I am a worrier. I wish I wasn’t. I wish I was carefree and easy going, but the odds have always been against me for that. I come from a long line of worriers, I have Irish blood in me, and I read too many magazines.
Just yesterday, I read the latest update on bedbugs, which apparently can be found in upholstery (think movie theatre seats). I read about new research that warns that letting your dog sleep in your bed can bring on a host of ills from worms to the bubonic plague. And I learned what to do in the event my elevator plunges downward. Although that one didn’t concern me, I stopped riding elevators the day I learned they can plunge downward.
Try as I might to not let my anxieties get the better of me, the fact is, once a tidbit of information enters my brain it is there to stay. Never again will I enjoy a movie without wondering what’s crawling inside the sweater I drape over the seat to protect me from lice. Worries are insidious, they grow like cancer cells, creating havoc in even the most benign events, such as riding an elevator.

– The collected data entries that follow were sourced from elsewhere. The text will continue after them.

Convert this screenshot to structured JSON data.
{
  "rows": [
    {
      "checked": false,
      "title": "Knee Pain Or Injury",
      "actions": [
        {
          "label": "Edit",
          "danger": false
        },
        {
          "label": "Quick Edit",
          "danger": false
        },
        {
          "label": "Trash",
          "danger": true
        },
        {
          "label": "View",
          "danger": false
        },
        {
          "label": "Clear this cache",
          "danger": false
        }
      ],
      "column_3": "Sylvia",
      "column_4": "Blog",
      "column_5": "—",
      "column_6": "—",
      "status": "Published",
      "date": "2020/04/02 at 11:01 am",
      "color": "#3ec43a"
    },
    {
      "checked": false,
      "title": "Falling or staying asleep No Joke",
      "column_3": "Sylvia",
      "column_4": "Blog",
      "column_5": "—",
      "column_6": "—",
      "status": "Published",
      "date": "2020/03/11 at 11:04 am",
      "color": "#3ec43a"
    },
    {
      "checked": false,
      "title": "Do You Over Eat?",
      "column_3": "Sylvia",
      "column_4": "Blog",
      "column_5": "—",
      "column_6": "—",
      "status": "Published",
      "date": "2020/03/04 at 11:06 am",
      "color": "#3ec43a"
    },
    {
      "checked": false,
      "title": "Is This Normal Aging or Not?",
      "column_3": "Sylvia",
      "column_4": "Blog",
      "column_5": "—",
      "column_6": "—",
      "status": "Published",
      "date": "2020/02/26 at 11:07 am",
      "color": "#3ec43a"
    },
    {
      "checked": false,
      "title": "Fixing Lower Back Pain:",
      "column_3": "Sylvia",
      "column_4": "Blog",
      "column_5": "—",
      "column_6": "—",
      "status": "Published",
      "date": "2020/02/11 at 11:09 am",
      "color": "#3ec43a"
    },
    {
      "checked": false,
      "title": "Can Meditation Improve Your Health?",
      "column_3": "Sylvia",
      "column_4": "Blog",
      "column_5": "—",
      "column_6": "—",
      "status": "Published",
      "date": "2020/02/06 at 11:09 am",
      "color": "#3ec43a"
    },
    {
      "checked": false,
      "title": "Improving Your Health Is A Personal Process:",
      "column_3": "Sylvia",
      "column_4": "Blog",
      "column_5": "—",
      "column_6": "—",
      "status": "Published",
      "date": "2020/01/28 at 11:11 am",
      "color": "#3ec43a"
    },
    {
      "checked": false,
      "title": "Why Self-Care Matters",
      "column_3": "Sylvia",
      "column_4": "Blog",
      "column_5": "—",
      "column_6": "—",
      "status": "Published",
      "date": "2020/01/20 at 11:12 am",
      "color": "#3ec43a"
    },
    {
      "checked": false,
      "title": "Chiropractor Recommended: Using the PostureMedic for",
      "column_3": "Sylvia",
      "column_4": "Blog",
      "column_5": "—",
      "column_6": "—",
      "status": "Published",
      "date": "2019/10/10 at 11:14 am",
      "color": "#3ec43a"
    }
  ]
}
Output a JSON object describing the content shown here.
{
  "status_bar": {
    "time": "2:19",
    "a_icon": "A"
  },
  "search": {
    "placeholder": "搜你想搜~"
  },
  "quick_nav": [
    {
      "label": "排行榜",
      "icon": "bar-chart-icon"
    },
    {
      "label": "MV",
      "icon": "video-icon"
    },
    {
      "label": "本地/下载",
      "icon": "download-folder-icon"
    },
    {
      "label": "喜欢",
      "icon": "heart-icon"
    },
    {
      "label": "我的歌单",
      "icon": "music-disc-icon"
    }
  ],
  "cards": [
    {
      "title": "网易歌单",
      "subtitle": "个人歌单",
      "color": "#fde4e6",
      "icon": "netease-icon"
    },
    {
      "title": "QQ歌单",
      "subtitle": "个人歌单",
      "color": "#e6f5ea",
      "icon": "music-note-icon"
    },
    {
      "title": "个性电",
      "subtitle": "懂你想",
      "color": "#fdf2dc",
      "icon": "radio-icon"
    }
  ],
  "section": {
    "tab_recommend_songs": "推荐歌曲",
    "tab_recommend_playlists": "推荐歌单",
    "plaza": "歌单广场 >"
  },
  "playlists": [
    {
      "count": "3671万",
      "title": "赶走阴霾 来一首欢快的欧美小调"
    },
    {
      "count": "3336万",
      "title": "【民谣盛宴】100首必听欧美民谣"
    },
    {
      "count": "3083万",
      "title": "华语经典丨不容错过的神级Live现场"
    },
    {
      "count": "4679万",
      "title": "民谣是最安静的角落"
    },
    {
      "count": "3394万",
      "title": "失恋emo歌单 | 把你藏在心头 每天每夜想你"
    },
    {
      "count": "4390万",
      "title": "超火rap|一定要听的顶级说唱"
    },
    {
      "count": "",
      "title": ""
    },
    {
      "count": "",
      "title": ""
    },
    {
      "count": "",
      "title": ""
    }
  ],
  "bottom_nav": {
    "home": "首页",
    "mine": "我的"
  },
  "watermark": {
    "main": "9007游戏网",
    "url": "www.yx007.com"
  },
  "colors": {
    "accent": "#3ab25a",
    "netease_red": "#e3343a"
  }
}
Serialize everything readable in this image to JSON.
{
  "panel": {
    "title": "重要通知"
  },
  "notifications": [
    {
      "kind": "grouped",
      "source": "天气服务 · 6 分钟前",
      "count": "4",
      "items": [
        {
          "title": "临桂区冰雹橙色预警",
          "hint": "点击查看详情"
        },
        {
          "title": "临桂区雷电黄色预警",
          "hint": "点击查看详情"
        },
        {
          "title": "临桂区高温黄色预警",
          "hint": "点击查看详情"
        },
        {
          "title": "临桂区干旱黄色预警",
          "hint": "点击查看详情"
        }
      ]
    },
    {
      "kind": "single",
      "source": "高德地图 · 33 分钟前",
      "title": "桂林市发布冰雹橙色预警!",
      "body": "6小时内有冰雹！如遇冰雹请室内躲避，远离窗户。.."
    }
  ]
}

So I have to weigh my options…having given up alcohol for the year, I can no longer drown my fears, and I can’t find a bubble to live in, even at Amazon, and they sell everything. I suppose I could banish all forms of media from the house, newspapers, magazines, cable TV, after all, ignorance is bliss, right? But I live in this world, I can’t ignore what happens in it. As much as it pains me to read about crazed gunmen, political upheaval, economic woes, and the latest lettuce recall, I would rather know than not know.
So what’s the answer to managing my anxiety?
Perhaps the answer lies in something greater than myself. Does there come a time when we no longer have a choice but to surrender our lives to the Creator of the Universe, to acknowledge that even though we don’t understand His ways, that He is ultimately in control and we are not?
Is that what it means to have faith?